The pro-gun control crowd tosses a lot of nonsense into the media spin cycle regarding firearms; we all know this. One of the most frustrating things though is the absurd talking point that it’s easier to buy a gun than it is to buy a candy bar–or a pack of gum. I never knew buying a pack of Juicy Fruit required a 4473 form with the ATF. 


Maybe the reason that this talking point has been hurled at this consistently whenever there is a gun-related tragedy is because at one time it actually resonated. A new CNN/ORC poll found that between 1989-1993, 67 percent of Americans, on average, thought it was too easy to get a gun. By the same average and time frame, just 25 percent thought it was about right.  

That percentage could be possibly due to the high rates of crime, especially gun-related homicides that peaked in 1993.  As of now, firearm-related homicides are down 39 percent; Pew found that it decreased by 49 percent.  Overall, violent crime continues its downward trend. Also, those who feel that the laws make it too easy to buy a gun have also experienced a downturn.

Right now, 49 percent of Americans feel that existing laws make it “about right” for law-abiding citizens to purchase firearms; 10 percent think it’s too difficult; and 41 percent say it’s too easy.

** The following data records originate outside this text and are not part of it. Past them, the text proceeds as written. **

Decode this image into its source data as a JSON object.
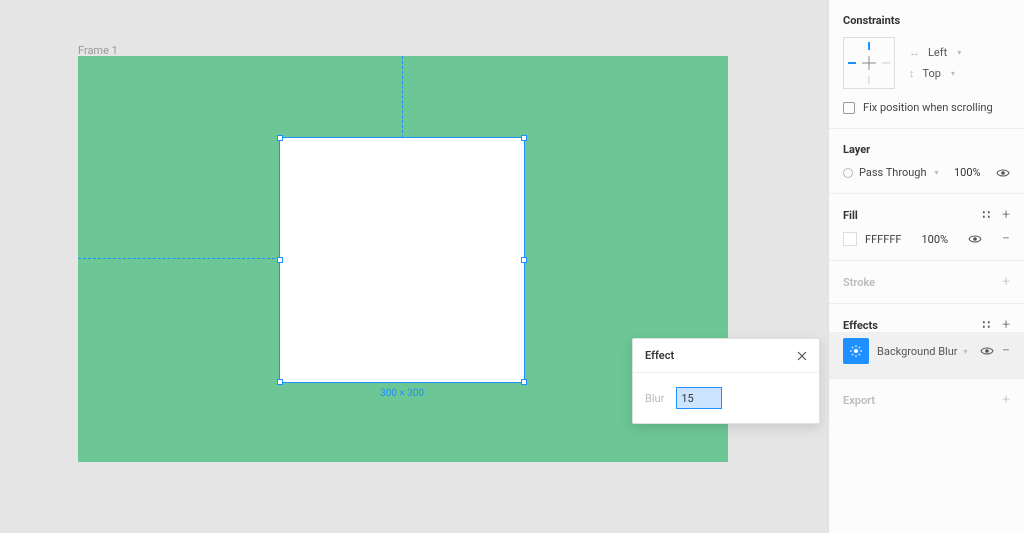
{
  "canvas": {
    "frame_label": "Frame 1",
    "dimensions": "300 × 300"
  },
  "popover": {
    "title": "Effect",
    "blur_label": "Blur",
    "blur_value": "15"
  },
  "inspector": {
    "constraints": {
      "title": "Constraints",
      "horizontal": "Left",
      "vertical": "Top",
      "fix_label": "Fix position when scrolling"
    },
    "layer": {
      "title": "Layer",
      "blend_mode": "Pass Through",
      "opacity": "100%"
    },
    "fill": {
      "title": "Fill",
      "hex": "FFFFFF",
      "opacity": "100%"
    },
    "stroke": {
      "title": "Stroke"
    },
    "effects": {
      "title": "Effects",
      "item": "Background Blur"
    },
    "export": {
      "title": "Export"
    }
  }
}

Concerning expanding background checks, on average, 75 percent said it was either extremely, very or somewhat likely that it would prevent the mentally ill from obtaining firearms; a debate that should happen given the propensity for mass shooters to have serious mental health issues. Granted, it’s a long and serious debate, but anti-gunners don’t seem to want to come to the table for now. Sixty-five percent, on average, said that it would prevent criminals from getting guns, which is already law. Yet, the last part is where conservatives, and those who have pro-Second Amendment views, are concerned; will expanding background checks make it harder for law-abiding citizens to exercise their constitutional rights: 71 percent said it’s likely that will happen, whereas only 28 percent said that it’s not.

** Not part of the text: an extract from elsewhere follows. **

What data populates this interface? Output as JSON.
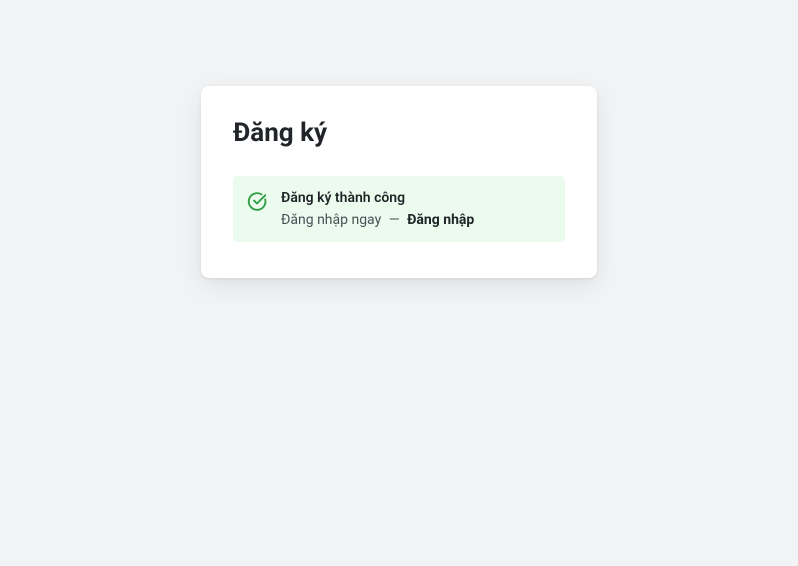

Certainly there are some mental conditions that should prohibit that person from obtaining a firearm, but not all mental illness fit in that same category. Moreover, we have veterans and social security beneficiaries who are being placed on gun ban lists over their financial situation. You can surely bet that anti-gun liberals would want to stretch the definition of mental illness to curb Second Amendment rights.

In all, there are good things in this poll. It shows that Americans are starting to realize that you don’t need a background check to buy a Nestle Crunch bar. For the first time, a plurality feels that gun laws are about right regarding access when purchasing a firearm. Lastly, it’s part of an ongoing trend that has strengthened Second Amendment rights; 20 years ago that wasn’t the case.

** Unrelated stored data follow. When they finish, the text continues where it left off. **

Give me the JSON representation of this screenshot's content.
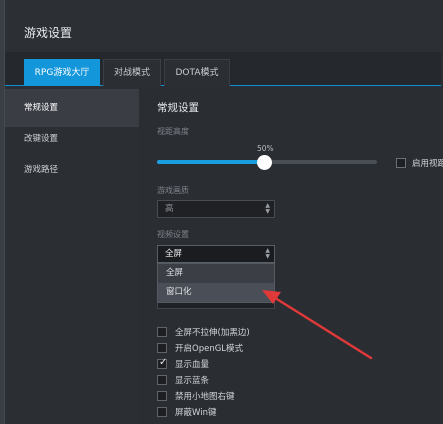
{
  "window": {
    "title": "游戏设置"
  },
  "tabs": [
    {
      "label": "RPG游戏大厅",
      "active": true
    },
    {
      "label": "对战模式",
      "active": false
    },
    {
      "label": "DOTA模式",
      "active": false
    }
  ],
  "sidebar": {
    "items": [
      {
        "label": "常规设置",
        "active": true
      },
      {
        "label": "改键设置",
        "active": false
      },
      {
        "label": "游戏路径",
        "active": false
      }
    ]
  },
  "main": {
    "section_title": "常规设置",
    "brightness": {
      "label": "视距高度",
      "value_text": "50%",
      "value": 0.5
    },
    "widescreen": {
      "label": "启用视距",
      "checked": false
    },
    "graphics": {
      "label": "游戏画质",
      "selected": "高"
    },
    "display_mode": {
      "label": "视频设置",
      "selected": "全屏",
      "options": [
        "全屏",
        "窗口化"
      ]
    },
    "checkboxes": [
      {
        "label": "全屏不拉伸(加黑边)",
        "checked": false
      },
      {
        "label": "开启OpenGL模式",
        "checked": false
      },
      {
        "label": "显示血量",
        "checked": true
      },
      {
        "label": "显示蓝条",
        "checked": false
      },
      {
        "label": "禁用小地图右键",
        "checked": false
      },
      {
        "label": "屏蔽Win键",
        "checked": false
      }
    ]
  },
  "colors": {
    "accent": "#1396da",
    "annotation_arrow": "#e0393a"
  },
  "icons": {
    "select_arrows": "up-down-chevron-icon",
    "check": "checkmark-icon"
  }
}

Second Amendment supporters have stood firm and won landmark Supreme Court cases, Appeals Court cases, and other pieces of legislation. In the court of public opinion, support for gun rights has hit a 25-year high. The vast majority of Americans feel that a firearm in the home makes them safer, and prefer to live in neighborhoods that honor that principle. Concealed carry permits have surged since 2007; more women are exercising their Second Amendment rights–contributing to the CCW surge–and are the fastest growing demographic of new gun owners. As of now, we’re winning by more than a few touchdowns. The talking points from the anti-gun left are falling flat. They’ve resorted to harassing law-abiding gun owners, probably to prove that they still exist as their movement desperately tries to find a piece of land to stake their claim in this debate. The problem is that most of that ground has been ceded to those who support the Second Amendment. As our side gets bills passed, protected, and reaffirmed by the courts, all the anti-gun left has is a goodie bag of pie-in-the-sky gun control initiatives that have zero chance of passing Congress.


Nevertheless, public opinion can change, which is all the more reason why conservatives need to keep moving forward in this cultural debate.